Rand’s lawyer sought a dramatically lesser sentence yesterday, asking for a mix of imposed and suspended time that equated to essentially 31∕2 to 7 years behind bars with the possibility of another lengthy sentence being imposed if he misbehaved in the 10 years after his release.
Attorney Jeffrey Rabinowitz acknowledged Rand’s criminal record and said his client needed to take responsibility. But he said the state also needed to take responsibility for never providing Rand with adequate mental health counseling during his long stays in state facilities.
Rabinowitz called a forensic psychologist to the stand yesterday, who had assessed Rand and testified that he was suffering from a “clinical personality disorder.”
The psychologist, Eric Mart, also found that Rand has above-average intelligence but suffers from heightened anxieties that made him act irrationally under stress. Mart said Rand may react well to certain kinds of therapy or medications, though he couldn’t be sure.
Rabinowitz said Rand hasn’t been offered those opportunities in the past. And he said the sentence proposed by Coull wouldn’t provide them in the future.
“This is a warehousing of someone to essentially throw them in the garbage and cart them away and let’s forget about them for the next 25 years,” he said. “This shouldn’t be one of those things where we do that and forget about it and we’ll all be retired by the time he is eligible for parole.”
But Smukler, in handing down the sentence, said that considering Rand’s record, public protection was paramount.
Coull called that record – some 30 individual charges dating to 1985, not counting the ones he was sentenced for yesterday – “astounding” considering how little time he has spent out of custody.

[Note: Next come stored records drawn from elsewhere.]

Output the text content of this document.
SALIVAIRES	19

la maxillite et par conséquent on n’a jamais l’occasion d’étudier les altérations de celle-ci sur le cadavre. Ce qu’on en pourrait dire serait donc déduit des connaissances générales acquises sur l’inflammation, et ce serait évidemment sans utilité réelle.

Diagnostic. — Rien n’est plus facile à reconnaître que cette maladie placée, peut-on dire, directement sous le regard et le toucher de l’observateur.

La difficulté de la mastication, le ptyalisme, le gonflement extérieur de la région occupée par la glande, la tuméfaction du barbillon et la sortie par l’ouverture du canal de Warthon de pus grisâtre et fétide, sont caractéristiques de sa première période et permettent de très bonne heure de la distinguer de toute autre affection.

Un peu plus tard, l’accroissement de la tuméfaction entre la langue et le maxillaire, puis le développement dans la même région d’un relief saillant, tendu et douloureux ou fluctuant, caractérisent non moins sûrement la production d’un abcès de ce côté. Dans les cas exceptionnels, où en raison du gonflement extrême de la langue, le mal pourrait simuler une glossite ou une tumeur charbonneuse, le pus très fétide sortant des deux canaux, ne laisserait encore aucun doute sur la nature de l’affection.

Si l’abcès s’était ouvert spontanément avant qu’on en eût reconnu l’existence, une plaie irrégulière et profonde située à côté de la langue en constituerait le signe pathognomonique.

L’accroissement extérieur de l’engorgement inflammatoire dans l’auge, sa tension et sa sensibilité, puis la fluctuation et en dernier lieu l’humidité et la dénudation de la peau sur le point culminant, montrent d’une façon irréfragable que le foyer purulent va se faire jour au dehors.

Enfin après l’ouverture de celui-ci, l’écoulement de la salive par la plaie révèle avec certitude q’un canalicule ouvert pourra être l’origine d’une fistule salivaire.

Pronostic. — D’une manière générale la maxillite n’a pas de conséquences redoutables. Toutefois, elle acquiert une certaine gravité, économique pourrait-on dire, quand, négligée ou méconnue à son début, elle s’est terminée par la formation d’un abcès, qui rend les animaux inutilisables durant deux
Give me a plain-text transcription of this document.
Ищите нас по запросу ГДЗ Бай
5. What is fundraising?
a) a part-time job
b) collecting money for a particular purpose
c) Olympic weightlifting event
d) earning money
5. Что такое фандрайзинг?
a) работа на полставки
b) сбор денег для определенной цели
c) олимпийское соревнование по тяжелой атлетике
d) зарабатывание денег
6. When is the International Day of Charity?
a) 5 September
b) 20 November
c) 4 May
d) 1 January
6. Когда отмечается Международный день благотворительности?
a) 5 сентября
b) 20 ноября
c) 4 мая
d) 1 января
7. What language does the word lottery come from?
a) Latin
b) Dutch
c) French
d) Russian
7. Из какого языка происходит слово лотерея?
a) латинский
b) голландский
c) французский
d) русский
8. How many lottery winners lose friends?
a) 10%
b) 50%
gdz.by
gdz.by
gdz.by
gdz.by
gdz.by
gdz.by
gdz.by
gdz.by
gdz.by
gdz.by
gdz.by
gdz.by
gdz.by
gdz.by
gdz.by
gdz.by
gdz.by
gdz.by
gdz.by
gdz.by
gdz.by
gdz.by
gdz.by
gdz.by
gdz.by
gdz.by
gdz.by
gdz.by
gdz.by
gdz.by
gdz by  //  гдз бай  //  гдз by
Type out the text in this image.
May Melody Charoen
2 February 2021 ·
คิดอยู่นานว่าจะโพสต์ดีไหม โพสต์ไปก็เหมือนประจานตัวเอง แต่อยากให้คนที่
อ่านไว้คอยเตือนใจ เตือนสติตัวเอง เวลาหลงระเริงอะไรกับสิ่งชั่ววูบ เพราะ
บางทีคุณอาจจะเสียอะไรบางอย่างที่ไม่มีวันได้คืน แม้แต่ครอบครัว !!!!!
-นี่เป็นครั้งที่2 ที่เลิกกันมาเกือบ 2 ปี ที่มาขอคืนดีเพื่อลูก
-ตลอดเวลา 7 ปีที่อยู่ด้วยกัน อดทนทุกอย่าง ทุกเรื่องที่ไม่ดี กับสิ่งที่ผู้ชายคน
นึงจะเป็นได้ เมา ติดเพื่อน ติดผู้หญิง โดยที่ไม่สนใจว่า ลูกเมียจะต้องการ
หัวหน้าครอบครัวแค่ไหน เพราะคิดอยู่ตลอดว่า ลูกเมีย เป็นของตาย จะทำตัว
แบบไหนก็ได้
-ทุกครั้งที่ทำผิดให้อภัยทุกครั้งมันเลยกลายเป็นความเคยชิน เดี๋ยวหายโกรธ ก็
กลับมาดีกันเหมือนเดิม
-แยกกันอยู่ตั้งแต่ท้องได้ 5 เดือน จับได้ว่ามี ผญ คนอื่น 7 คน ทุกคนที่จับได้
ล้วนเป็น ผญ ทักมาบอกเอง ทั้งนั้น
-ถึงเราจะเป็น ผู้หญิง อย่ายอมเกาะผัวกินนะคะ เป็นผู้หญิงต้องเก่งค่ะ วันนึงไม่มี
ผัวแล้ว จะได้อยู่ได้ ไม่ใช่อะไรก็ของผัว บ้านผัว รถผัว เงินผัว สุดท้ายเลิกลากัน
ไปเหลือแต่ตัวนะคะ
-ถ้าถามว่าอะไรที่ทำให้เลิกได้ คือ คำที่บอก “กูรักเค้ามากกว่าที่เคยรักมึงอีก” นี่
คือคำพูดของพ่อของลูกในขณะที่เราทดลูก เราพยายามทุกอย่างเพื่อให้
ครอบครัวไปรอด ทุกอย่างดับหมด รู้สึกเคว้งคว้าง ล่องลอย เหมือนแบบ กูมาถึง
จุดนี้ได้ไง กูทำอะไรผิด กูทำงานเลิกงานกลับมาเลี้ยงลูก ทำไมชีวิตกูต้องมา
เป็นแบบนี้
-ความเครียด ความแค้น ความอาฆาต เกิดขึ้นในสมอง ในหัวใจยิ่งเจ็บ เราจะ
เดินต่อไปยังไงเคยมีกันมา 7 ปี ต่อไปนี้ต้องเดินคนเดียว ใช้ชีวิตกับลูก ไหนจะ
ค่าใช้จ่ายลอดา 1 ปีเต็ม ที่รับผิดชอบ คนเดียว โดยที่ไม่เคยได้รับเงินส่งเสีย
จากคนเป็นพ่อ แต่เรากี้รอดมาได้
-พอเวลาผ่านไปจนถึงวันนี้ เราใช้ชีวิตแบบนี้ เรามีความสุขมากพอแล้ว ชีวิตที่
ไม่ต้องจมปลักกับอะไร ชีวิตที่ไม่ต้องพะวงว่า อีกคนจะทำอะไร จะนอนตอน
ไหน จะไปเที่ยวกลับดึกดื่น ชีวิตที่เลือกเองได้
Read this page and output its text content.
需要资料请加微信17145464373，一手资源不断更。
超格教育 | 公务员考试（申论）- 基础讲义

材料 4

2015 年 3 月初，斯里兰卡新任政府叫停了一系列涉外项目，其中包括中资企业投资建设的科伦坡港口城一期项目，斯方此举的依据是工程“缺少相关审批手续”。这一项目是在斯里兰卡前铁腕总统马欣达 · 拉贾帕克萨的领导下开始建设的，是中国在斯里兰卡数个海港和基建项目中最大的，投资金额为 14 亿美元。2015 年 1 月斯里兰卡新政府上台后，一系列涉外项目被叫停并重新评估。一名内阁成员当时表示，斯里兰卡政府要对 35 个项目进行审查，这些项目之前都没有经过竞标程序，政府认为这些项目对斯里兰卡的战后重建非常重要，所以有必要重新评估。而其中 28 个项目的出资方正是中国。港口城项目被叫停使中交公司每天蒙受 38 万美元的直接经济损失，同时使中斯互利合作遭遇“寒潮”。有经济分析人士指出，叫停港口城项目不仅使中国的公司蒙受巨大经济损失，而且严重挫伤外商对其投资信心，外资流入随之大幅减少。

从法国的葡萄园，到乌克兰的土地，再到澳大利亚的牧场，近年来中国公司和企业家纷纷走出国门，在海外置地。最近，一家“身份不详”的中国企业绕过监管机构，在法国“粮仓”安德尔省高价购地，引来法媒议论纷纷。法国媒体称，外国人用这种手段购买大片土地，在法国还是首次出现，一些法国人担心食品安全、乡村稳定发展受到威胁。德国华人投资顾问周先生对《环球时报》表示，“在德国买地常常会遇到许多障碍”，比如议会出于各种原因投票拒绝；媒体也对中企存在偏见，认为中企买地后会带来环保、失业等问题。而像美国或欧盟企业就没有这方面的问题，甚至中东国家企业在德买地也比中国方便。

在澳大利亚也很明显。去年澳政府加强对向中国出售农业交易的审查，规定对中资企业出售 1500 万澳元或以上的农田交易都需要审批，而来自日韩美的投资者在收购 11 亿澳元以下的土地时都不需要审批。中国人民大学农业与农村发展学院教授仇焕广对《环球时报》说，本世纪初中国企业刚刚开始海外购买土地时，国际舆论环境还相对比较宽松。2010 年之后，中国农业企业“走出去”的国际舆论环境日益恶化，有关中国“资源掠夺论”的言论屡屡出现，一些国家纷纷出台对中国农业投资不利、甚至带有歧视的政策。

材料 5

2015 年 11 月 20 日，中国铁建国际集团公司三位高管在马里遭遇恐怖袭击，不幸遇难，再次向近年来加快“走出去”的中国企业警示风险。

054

McNamara, addressing Rand, echoed Coull’s concerns about what he did when the state prison’s parole office, by mistake, offered him a chance at freedom.
“You had the opportunity when you were paroled to help yourself and you didn’t. What you did was commit two robberies, one armed and one not armed,” McNamara said.
Shortly after Rand was released, then-Gov. John Lynch called for a probe into the lapse. A report issued by the New Hampshire attorney general’s office seven months later found that the mistake was caused in part by human error. One employee forgot to check Rand’s record for outstanding cases when compiling documents for the parole board while another granted permission to override a warning that came up on the computer right before Rand’s release, thinking it was a mistake.
The report also placed blame, though, on a lack of written procedures in the parole office and “strongly” suggested more guidelines be developed.
Rand didn’t speak on his own behalf at yesterday’s hearing, talking only to ask for a clarification on how many days of pretrial confinement credit he would be given.
As one of his victims, the woman he robbed at Walmart, asked for a harsh sentence, Rand stared directly at her, barely blinking, showing no reaction.
“It seems that James Rand does not have a conscience and is too selfish to realize the effect an attack like this has or can have on a person,” Jennifer Towne said. “I am thankful James Rand was caught and taken off the streets.”